Tout juif honnête qui connaît bien
l’histoire de son peuple ne peut que ressentir une grande gratitude envers l’islam,
qui a protégé les juifs durant plus de cinquante générations, tandis que le
monde chrétien les a persécutés et a tenté, à plusieurs reprises, de leur faire
abandonner leur foi « par l’épée ».
L’idée, donc, selon laquelle l’islam
aurait été propagé par l’épée n’est qu’un mauvais mythe, l’un de ceux qui ont
pris naissance en Europe durant les grandes guerres contre les musulmans – la
reconquête de l’Espagne par les chrétiens, les Croisades et la répression des
Turcs, qui faillirent prendre Vienne. Je soupçonne le pape allemand de croire,
lui aussi, à ces fables. Ce qui voudrait dire que celui qui se trouve à la
tête du monde catholique et qui est un théologien chrétien à part entière n’a
fait à peu près aucun effort sincère pour étudier l’histoire des autres
religions.
Pourquoi a-t-il prononcé ces paroles en
public? Et pourquoi à ce moment en particulier?

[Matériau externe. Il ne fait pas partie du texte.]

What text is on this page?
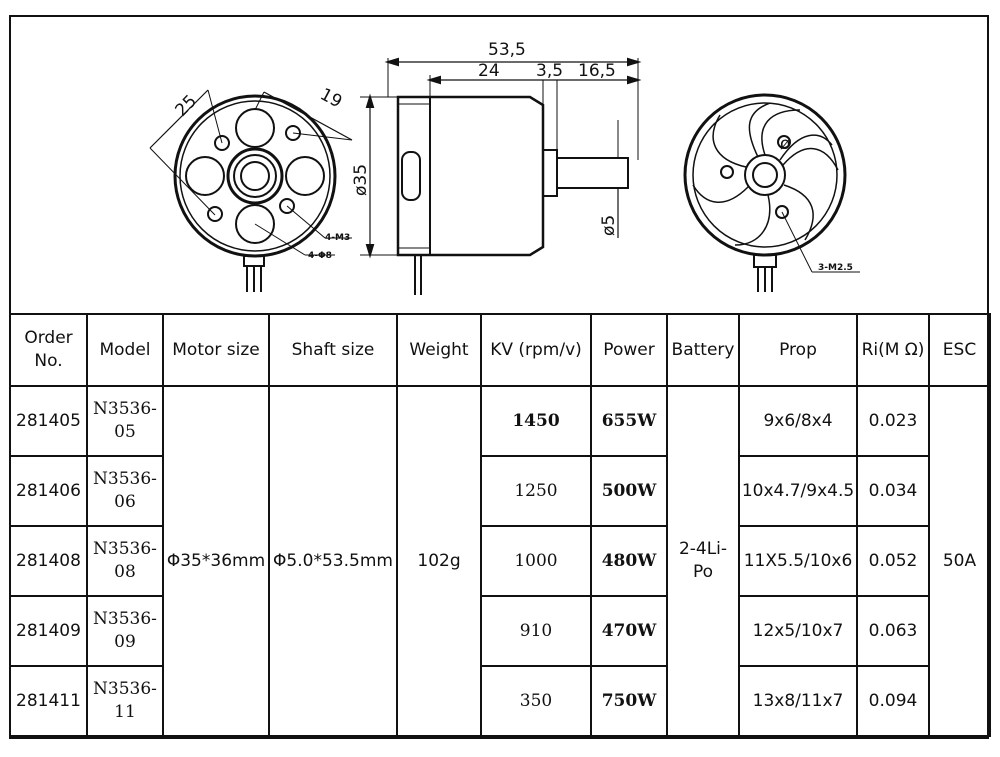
25	19
4-M3
4-Φ8
53,5
24 3,5 16,5
ø35
ø5
ø
3-M2.5
Order
No.	Model	Motor size	Shaft size	Weight	KV (rpm/v)	Power	Battery	Prop	Ri(M Ω)	ESC
281405	N3536-
05	Φ35*36mm	Φ5.0*53.5mm	102g	1450	655W	2-4Li-
Po	9x6/8x4	0.023	50A
281406	N3536-
06				1250	500W		10x4.7/9x4.5	0.034	
281408	N3536-
08				1000	480W		11X5.5/10x6	0.052	
281409	N3536-
09				910	470W		12x5/10x7	0.063	
281411	N3536-
11				350	750W		13x8/11x7	0.094	
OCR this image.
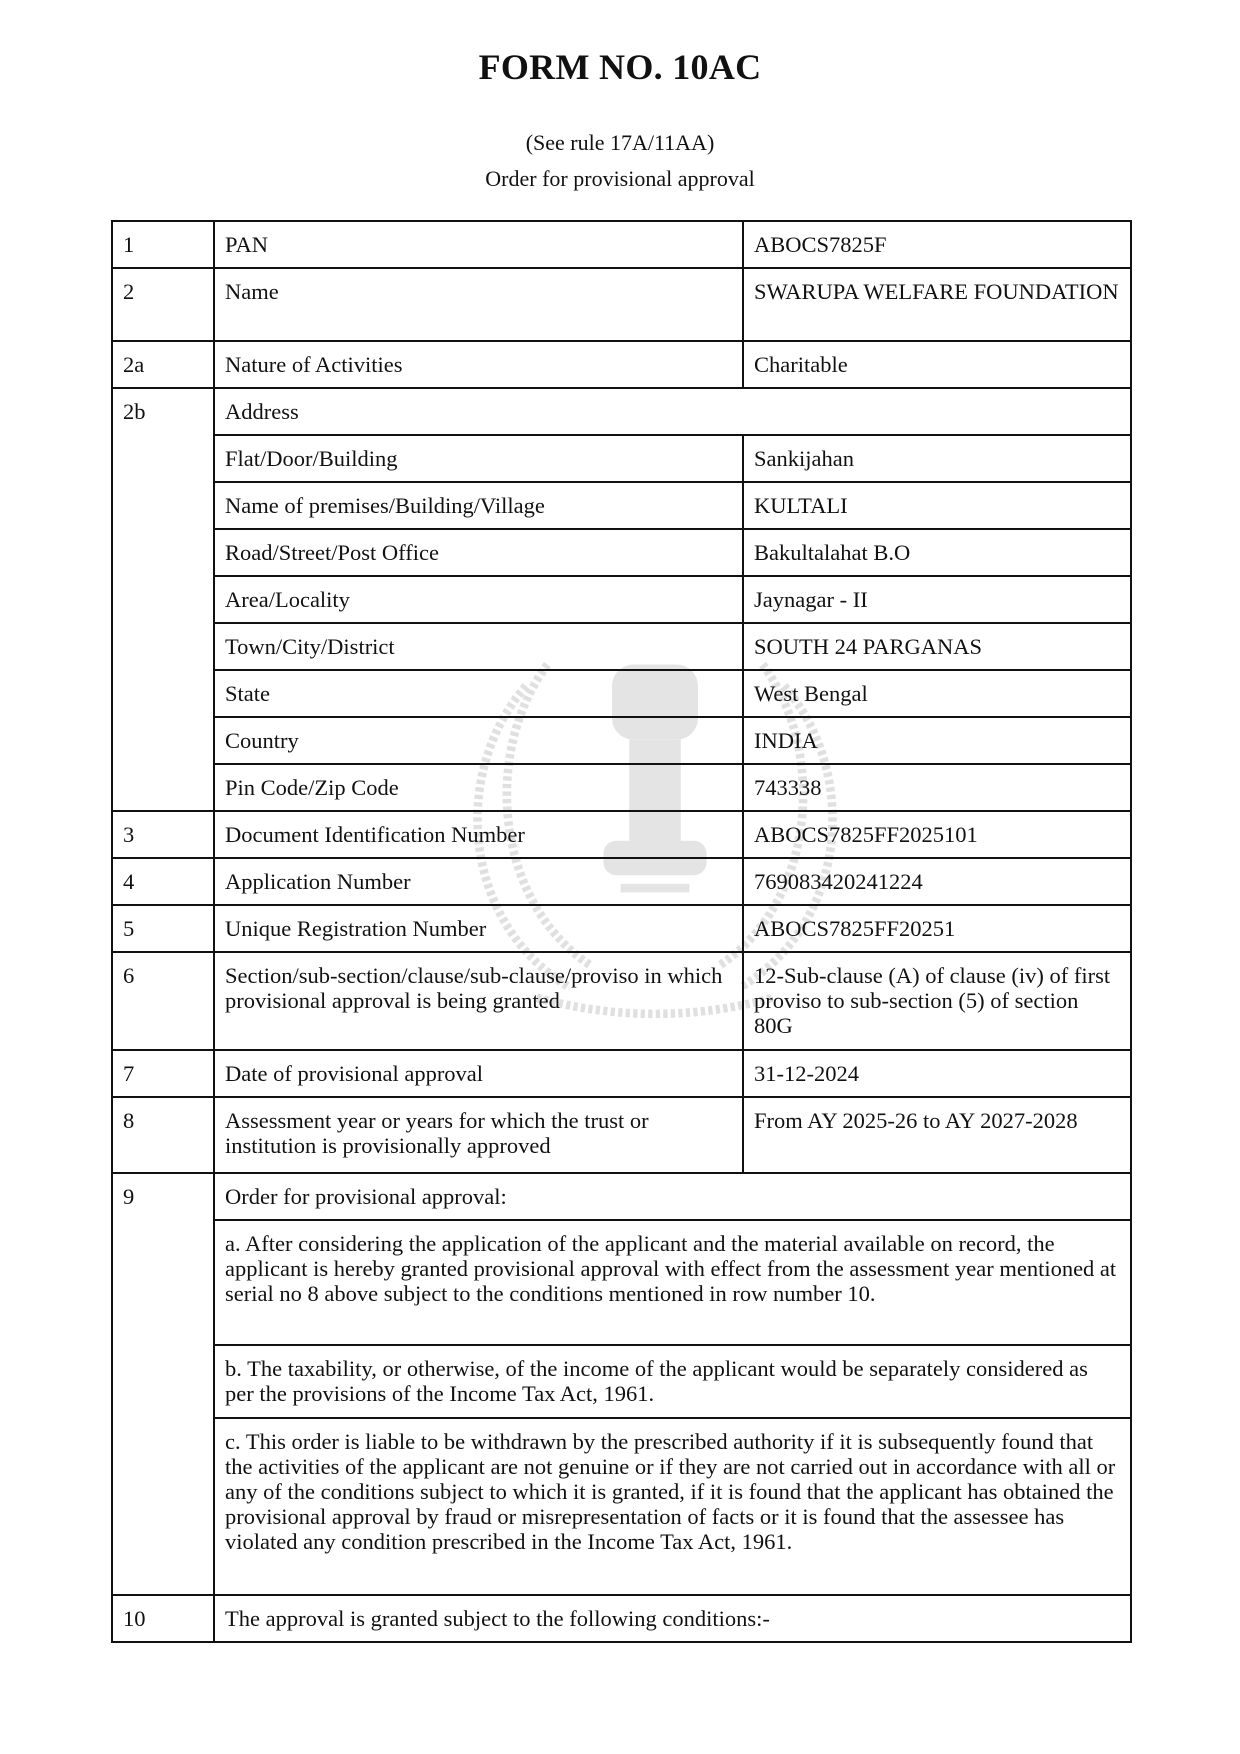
FORM NO. 10AC
(See rule 17A/11AA)
Order for provisional approval
1	PAN	ABOCS7825F
2	Name	SWARUPA WELFARE FOUNDATION
2a	Nature of Activities	Charitable
2b	Address	
	Flat/Door/Building	Sankijahan
	Name of premises/Building/Village	KULTALI
	Road/Street/Post Office	Bakultalahat B.O
	Area/Locality	Jaynagar - II
	Town/City/District	SOUTH 24 PARGANAS
	State	West Bengal
	Country	INDIA
	Pin Code/Zip Code	743338
3	Document Identification Number	ABOCS7825FF2025101
4	Application Number	769083420241224
5	Unique Registration Number	ABOCS7825FF20251
6	Section/sub-section/clause/sub-clause/proviso in which provisional approval is being granted	12-Sub-clause (A) of clause (iv) of first proviso to sub-section (5) of section 80G
7	Date of provisional approval	31-12-2024
8	Assessment year or years for which the trust or institution is provisionally approved	From AY 2025-26 to AY 2027-2028
9	Order for provisional approval:	
	a. After considering the application of the applicant and the material available on record, the applicant is hereby granted provisional approval with effect from the assessment year mentioned at serial no 8 above subject to the conditions mentioned in row number 10.	
	b. The taxability, or otherwise, of the income of the applicant would be separately considered as per the provisions of the Income Tax Act, 1961.	
	c. This order is liable to be withdrawn by the prescribed authority if it is subsequently found that the activities of the applicant are not genuine or if they are not carried out in accordance with all or any of the conditions subject to which it is granted, if it is found that the applicant has obtained the provisional approval by fraud or misrepresentation of facts or it is found that the assessee has violated any condition prescribed in the Income Tax Act, 1961.	
10	The approval is granted subject to the following conditions:-	
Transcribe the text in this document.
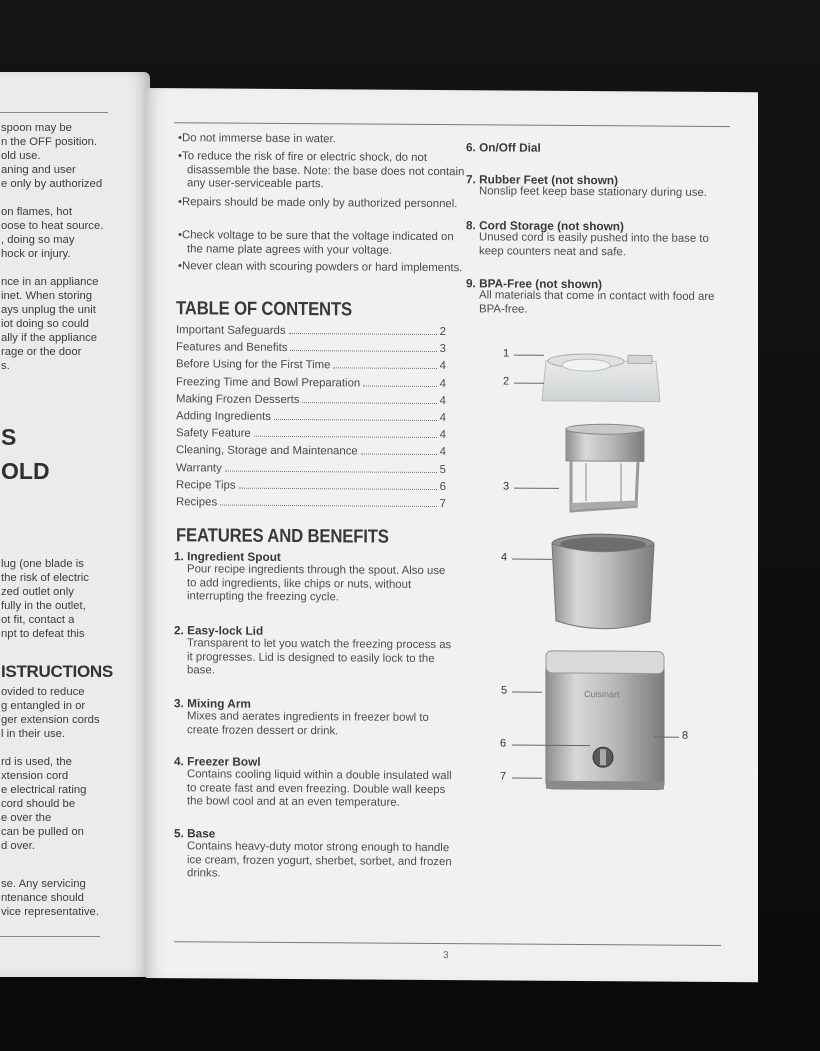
spoon may be
n the OFF position.
old use.
aning and user
e only by authorized
on flames, hot
oose to heat source.
, doing so may
hock or injury.
nce in an appliance
inet. When storing
ays unplug the unit
iot doing so could
ally if the appliance
rage or the door
s.
S
OLD
lug (one blade is
the risk of electric
zed outlet only
fully in the outlet,
ot fit, contact a
npt to defeat this
ISTRUCTIONS
ovided to reduce
g entangled in or
ger extension cords
l in their use.
rd is used, the
xtension cord
e electrical rating
cord should be
e over the
can be pulled on
d over.
se. Any servicing
ntenance should
vice representative.
• Do not immerse base in water.
• To reduce the risk of fire or electric shock, do not disassemble the base. Note: the base does not contain any user-serviceable parts.
• Repairs should be made only by authorized personnel.
• Check voltage to be sure that the voltage indicated on the name plate agrees with your voltage.
• Never clean with scouring powders or hard implements.
TABLE OF CONTENTS
Important Safeguards	2
Features and Benefits	3
Before Using for the First Time	4
Freezing Time and Bowl Preparation	4
Making Frozen Desserts	4
Adding Ingredients	4
Safety Feature	4
Cleaning, Storage and Maintenance	4
Warranty	5
Recipe Tips	6
Recipes	7
FEATURES AND BENEFITS
1. Ingredient Spout
Pour recipe ingredients through the spout. Also use to add ingredients, like chips or nuts, without interrupting the freezing cycle.
2. Easy-lock Lid
Transparent to let you watch the freezing process as it progresses. Lid is designed to easily lock to the base.
3. Mixing Arm
Mixes and aerates ingredients in freezer bowl to create frozen dessert or drink.
4. Freezer Bowl
Contains cooling liquid within a double insulated wall to create fast and even freezing. Double wall keeps the bowl cool and at an even temperature.
5. Base
Contains heavy-duty motor strong enough to handle ice cream, frozen yogurt, sherbet, sorbet, and frozen drinks.
6. On/Off Dial
7. Rubber Feet (not shown)
Nonslip feet keep base stationary during use.
8. Cord Storage (not shown)
Unused cord is easily pushed into the base to keep counters neat and safe.
9. BPA-Free (not shown)
All materials that come in contact with food are BPA-free.
Cuisinart
1
2
3
4
5
6
7
8
3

Il est difficile de ne pas considérer
ces paroles dans le contexte de la nouvelle croisade des États-Unis contre
l’islam, à notre époque où le mot « terroriste » est devenu synonyme
de musulman. Pour Bush comme pour le présent gouvernement, il s’agit d’une
tentative cynique de justifier la domination des ressources pétrolières de la
planète. Et ce n’est certainement pas la première fois, dans l’histoire de
l’humanité, que l’argument religieux est servi pour couvrir des intérêts
économiques, ni qu’une expédition de voleurs devient une croisade.
Le discours du Pape vient s’unir à cet
effort. Qui donc peut en prédire les terribles conséquences?